The deal now consists of a $75 million revolver, a $1.640 billion first-lien term loan, a $520 million second-lien term loan and a $250 million third-lien term loan. The revolver and first lien are now priced at LIBOR plus 2 1/2%, with a step down to LIBOR plus 2 1/4% when leverage is less than 4.75 times. It was originally talked at LIBOR plus 2 3/4%. Pricing on the second lien remained at LIBOR plus 5 1/2% and pricing on the third lien bumped up 50 basis points to LIBOR plus 7 1/2% (CIN, 9/29). An investor said the deal was well oversubscribed, which led to the money movement.
The credit is being used by Reynolds to back its $2.8 billion acquisition of Universal Computer Systems (9/29).

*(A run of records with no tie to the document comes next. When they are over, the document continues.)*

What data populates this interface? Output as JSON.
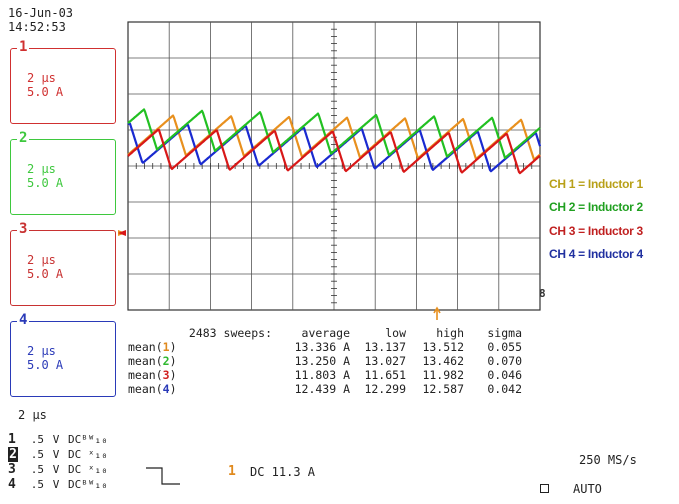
{
  "header": {
    "date": "16-Jun-03",
    "time": "14:52:53"
  },
  "channels": [
    {
      "id": "1",
      "timediv": "2 µs",
      "ampdiv": "5.0 A",
      "color": "#d03030"
    },
    {
      "id": "2",
      "timediv": "2 µs",
      "ampdiv": "5.0 A",
      "color": "#3ec83e"
    },
    {
      "id": "3",
      "timediv": "2 µs",
      "ampdiv": "5.0 A",
      "color": "#c83232"
    },
    {
      "id": "4",
      "timediv": "2 µs",
      "ampdiv": "5.0 A",
      "color": "#2a3ab8"
    }
  ],
  "legend": [
    {
      "text": "CH 1 = Inductor 1",
      "color": "#b8a018"
    },
    {
      "text": "CH 2 = Inductor 2",
      "color": "#20a020"
    },
    {
      "text": "CH 3 = Inductor 3",
      "color": "#c02020"
    },
    {
      "text": "CH 4 = Inductor 4",
      "color": "#2030a0"
    }
  ],
  "stats": {
    "sweeps": "2483 sweeps:",
    "headers": [
      "average",
      "low",
      "high",
      "sigma"
    ],
    "rows": [
      {
        "label_pre": "mean(",
        "num": "1",
        "label_post": ")",
        "average": "13.336 A",
        "low": "13.137",
        "high": "13.512",
        "sigma": "0.055"
      },
      {
        "label_pre": "mean(",
        "num": "2",
        "label_post": ")",
        "average": "13.250 A",
        "low": "13.027",
        "high": "13.462",
        "sigma": "0.070"
      },
      {
        "label_pre": "mean(",
        "num": "3",
        "label_post": ")",
        "average": "11.803 A",
        "low": "11.651",
        "high": "11.982",
        "sigma": "0.046"
      },
      {
        "label_pre": "mean(",
        "num": "4",
        "label_post": ")",
        "average": "12.439 A",
        "low": "12.299",
        "high": "12.587",
        "sigma": "0.042"
      }
    ]
  },
  "timebase": "2 µs",
  "channel_settings": [
    {
      "n": "1",
      "volts": ".5",
      "unit": "V",
      "coupling": "DCᴮᵂ₁₀"
    },
    {
      "n": "2",
      "volts": ".5",
      "unit": "V",
      "coupling": "DC ˣ₁₀"
    },
    {
      "n": "3",
      "volts": ".5",
      "unit": "V",
      "coupling": "DC ˣ₁₀"
    },
    {
      "n": "4",
      "volts": ".5",
      "unit": "V",
      "coupling": "DCᴮᵂ₁₀"
    }
  ],
  "trigger": {
    "channel": "1",
    "text": "DC 11.3 A"
  },
  "sample_rate": "250 MS/s",
  "mode": "AUTO",
  "chart_data": {
    "type": "line",
    "series": [
      {
        "name": "CH 1 = Inductor 1",
        "color": "#e8901e",
        "mean": 13.336
      },
      {
        "name": "CH 2 = Inductor 2",
        "color": "#22c022",
        "mean": 13.25
      },
      {
        "name": "CH 3 = Inductor 3",
        "color": "#d81818",
        "mean": 11.803
      },
      {
        "name": "CH 4 = Inductor 4",
        "color": "#1a2ad0",
        "mean": 12.439
      }
    ],
    "xdivs": 10,
    "ydivs": 8,
    "grid": true
  }
}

At launch, Standard & Poor's downgraded the company's corporate credit rating four notches from BBB to B+, but removed it from CreditWatch with negative implications, where it was placed Aug. 9. The ratings agency assigned a BB- with a recovery rating of 1 to the first lien, a B with a recovery rating of 3 to the second lien, and a B- with a 5 recovery rating to the third lien.
UCS is a provider of comprehensive solutions for computing and business needs of automobile dealerships. Reynolds and Reynolds is a provider of dealership management solutions, e-learning and consulting services (9/29). Calls to a UCS representative were not returned. A Reynolds and Reynolds spokesman referred calls to the company's 8-K filings with the Securities and Exchange Commission and declined further comment.